Un altro episodio che mi è rimasto impresso arriva da un documentario del National Geographic. Gli operatori avevano una regola ferrea: non intervenire mai negli eventi naturali, osservare soltanto. Ma un giorno si trovarono davanti a un gruppo di pinguini rimasti intrappolati in una conca di ghiaccio. Avrebbero potuto morire lì, senza possibilità di risalire. Di fronte a quella scena, la regola si sgretolò. Gli operatori decisero di aiutarli, scavando un piccolo passaggio per permettere loro di salvarsi. Era un gesto semplice, forse insignificante nella grande scala dell’ecosistema, ma profondamente umano. Non riuscirono a restare fermi, a ignorare la sofferenza.
Ogni volta che incontro episodi del genere mi torna in mente la stessa domanda: che cos’è, esattamente, questa forza che ci spinge a provare empatia anche quando non ce n’è alcun vantaggio, quando nessuno ci guarda, quando si tratta di esseri che neppure possono ricambiare?
Non voglio dire che l’essere umano sia buono per natura. Sappiamo bene che dentro di noi convivono anche l’egoismo, la violenza, la paura, l’indifferenza. La storia, e perfino la vita quotidiana, ce lo ricordano continuamente. E non credo nemmeno all’idea che nasciamo puri e diventiamo cattivi: chiunque abbia passato del tempo con un bambino sa che i piccoli non sono sempre dolci e altruisti. Anzi, spesso sono diretti, possessivi, determinati a ottenere ciò che vogliono, anche a costo di ferire gli altri. Ma in loro c’è anche una scintilla di autenticità, una spontaneità che con il tempo impariamo a domare, a modulare, a rendere più “socialmente accettabile”.
Eppure, accanto a tutto questo, c’è qualcosa che resiste.
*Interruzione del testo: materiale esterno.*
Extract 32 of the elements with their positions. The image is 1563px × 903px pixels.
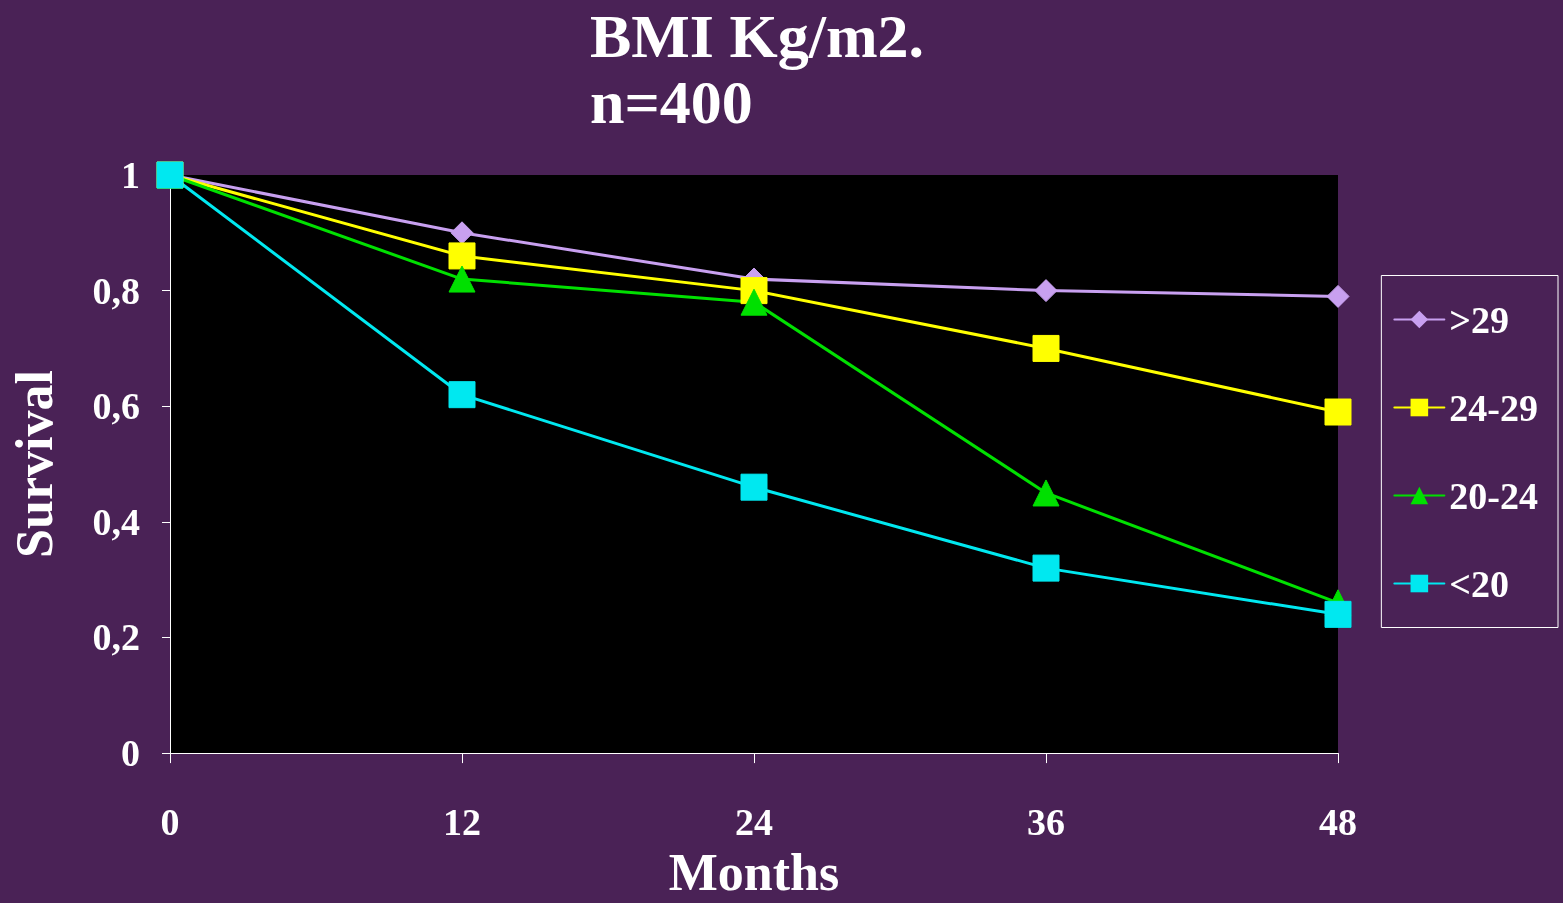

Una bontà istintiva, una forma di empatia che non è razionale ma viscerale. È ciò che ci spinge ad aiutare un animale ferito sul ciglio della strada, a parlare con una pianta che cresce sul nostro balcone, a commuoverci per la fine di un film o per la perdita di un oggetto a cui avevamo dato un nome.
La psicologia ha cercato di spiegare questo fenomeno. C’è chi parla di antropomorfismo, cioè la tendenza a proiettare caratteristiche umane su tutto ciò che ci circonda. È un meccanismo cognitivo che ci aiuta a interpretare il mondo, ma anche a sentirci meno soli in esso. Altri studiosi parlano invece di empatia generalizzata, una capacità emotiva che si estende ben oltre il confine della nostra specie. In entrambi i casi, ciò che emerge è un tratto profondamente umano: la necessità di entrare in relazione.
E forse è proprio questo il punto.
Essere umani significa cercare legami, anche laddove non dovrebbero esistere. Significa vedere un frammento di vita anche in un oggetto, un’anima anche in un gesto meccanico. Non si tratta di ingenuità, ma di una forma di intelligenza emotiva che ci definisce, che ci rende capaci di compassione, di immaginazione, di speranza.
Ogni volta che mi capita di vedere storie come queste, non posso fare a meno di pensare che, nonostante tutto, non abbiamo perso la nostra umanità.
In un mondo che spesso sembra dominato dalla freddezza, dalla competizione e dall’indifferenza, continuiamo a dimostrare che dentro di noi c’è una forza più profonda, una luce che ci spinge verso la cura, verso la connessione, verso la vita.
È una luce fragile, certo, ma resiste.
E finché continueremo a provarla, finché continueremo a dare un nome ai nostri piccoli robot o ad aprire un varco nel ghiaccio per salvare dei pinguini, potremo ancora dirci, nel senso più pieno del termine, umani.